Anti-Patterns: Avoid vague generalists, kitchen sinks, black boxes, assumption machines, rigid automatons, reckless executors, walls of text, permission chaos, model over-specifiers, incomplete handlers.

Platform-Specific Guidance

For detailed templates and archetypes, see @references/templates.md and @references/archetypes.md

Adapting for Different AI Tools

OpenCode (Primary)

  • Use mode: subagent or primary
  • Reference skills as skills_[name]
  • Scan ~/.config/opencode/ for components
  • Use .md format with YAML frontmatter
  • Reference skill reference files using @references/filename.md syntax (not markdown hyperlinks)

Claude Code

  • Adapt tool permissions to Claude's allowed-tools format
  • Focus on code_actions, bash, grep, read
  • Use similar structure but adjust for Claude's conventions

Cursor

  • Map to Cursor's tool system
  • Emphasize file operations and terminal commands
  • Adjust permission levels to Cursor's safety model

VSCode Copilot / Cline

  • Focus on workspace operations
  • Use VSCode API-compatible tool references
  • Adapt for extension-based integrations

Gemini CLI

  • Map to Gemini's tool capabilities
  • Focus on code generation and analysis
  • Adjust for CLI-specific constraints

For all platforms: Maintain core safety principles, adapt tool names and permission syntax, ensure platform-specific integration scanning.

Closing Principles

You are: Translator, Safety Engineer, Educator, Architect.

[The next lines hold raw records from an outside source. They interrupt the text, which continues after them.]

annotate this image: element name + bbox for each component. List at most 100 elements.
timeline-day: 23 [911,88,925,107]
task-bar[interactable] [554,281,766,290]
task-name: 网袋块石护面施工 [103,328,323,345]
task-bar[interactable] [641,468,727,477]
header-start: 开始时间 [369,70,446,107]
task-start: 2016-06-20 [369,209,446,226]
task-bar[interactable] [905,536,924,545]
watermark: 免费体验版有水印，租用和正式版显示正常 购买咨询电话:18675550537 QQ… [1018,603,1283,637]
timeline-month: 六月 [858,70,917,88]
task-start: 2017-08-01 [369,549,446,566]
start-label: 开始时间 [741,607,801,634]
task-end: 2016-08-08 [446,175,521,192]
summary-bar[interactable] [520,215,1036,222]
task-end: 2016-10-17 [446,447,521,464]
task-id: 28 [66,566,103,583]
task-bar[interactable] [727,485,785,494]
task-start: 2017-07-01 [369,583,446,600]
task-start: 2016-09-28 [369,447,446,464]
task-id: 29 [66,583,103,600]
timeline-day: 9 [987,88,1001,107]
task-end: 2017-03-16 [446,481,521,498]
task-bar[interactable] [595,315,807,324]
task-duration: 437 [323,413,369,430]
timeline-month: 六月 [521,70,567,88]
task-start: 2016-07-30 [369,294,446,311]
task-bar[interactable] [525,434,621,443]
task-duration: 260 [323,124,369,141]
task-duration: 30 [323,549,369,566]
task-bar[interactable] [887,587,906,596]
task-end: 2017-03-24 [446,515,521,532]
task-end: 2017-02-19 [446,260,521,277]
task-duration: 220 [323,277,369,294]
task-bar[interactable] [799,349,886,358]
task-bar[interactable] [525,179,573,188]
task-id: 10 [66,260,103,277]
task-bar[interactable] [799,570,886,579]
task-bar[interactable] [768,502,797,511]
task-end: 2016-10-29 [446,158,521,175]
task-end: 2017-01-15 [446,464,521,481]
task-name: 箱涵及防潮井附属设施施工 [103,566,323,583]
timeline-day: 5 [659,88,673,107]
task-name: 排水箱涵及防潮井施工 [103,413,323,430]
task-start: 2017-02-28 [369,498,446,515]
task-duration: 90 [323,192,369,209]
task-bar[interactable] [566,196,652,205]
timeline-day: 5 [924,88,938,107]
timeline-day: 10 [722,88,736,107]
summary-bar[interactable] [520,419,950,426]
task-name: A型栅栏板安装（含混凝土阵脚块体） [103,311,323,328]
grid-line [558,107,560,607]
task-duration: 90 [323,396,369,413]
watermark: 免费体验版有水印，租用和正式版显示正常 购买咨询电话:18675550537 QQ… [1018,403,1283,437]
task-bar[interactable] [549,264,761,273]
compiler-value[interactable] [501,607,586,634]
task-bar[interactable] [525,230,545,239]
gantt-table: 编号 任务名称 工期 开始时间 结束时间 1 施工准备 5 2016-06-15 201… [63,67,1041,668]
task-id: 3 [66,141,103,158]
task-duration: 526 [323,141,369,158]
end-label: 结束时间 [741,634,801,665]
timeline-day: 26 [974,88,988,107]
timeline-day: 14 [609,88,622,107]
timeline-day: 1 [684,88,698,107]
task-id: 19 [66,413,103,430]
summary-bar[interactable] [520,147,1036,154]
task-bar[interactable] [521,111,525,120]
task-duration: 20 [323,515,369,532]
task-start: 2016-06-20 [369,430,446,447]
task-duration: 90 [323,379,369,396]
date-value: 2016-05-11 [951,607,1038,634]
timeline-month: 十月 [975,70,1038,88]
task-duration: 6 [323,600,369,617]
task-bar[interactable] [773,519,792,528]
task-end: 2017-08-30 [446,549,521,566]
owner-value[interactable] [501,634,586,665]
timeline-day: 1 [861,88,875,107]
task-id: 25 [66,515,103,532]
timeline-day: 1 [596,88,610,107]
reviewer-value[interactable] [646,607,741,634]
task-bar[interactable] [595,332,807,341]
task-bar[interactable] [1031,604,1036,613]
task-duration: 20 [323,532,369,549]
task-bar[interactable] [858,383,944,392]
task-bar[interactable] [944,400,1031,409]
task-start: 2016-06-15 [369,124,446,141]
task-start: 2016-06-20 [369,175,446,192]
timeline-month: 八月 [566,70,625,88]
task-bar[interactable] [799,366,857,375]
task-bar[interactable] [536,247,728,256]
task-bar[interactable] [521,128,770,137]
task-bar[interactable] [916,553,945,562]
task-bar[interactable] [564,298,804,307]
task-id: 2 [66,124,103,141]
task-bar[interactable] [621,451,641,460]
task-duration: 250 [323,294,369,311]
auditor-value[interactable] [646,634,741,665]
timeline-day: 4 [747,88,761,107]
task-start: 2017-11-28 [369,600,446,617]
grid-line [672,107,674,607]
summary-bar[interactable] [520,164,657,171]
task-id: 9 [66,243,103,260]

Process: Understand deeply → Design carefully → Document completely → Validate thoroughly → Iterate continuously.

Goal: Effective, safe, clear, valuable, maintainable agents.

Mantras: Explicit over implicit. Constrain before capability. Safe by default. Measure twice. Fail loudly. Teach while doing. Context is king. Never assume models. Document before using. Scan platform config. Reference components precisely. Instruct agents to integrate.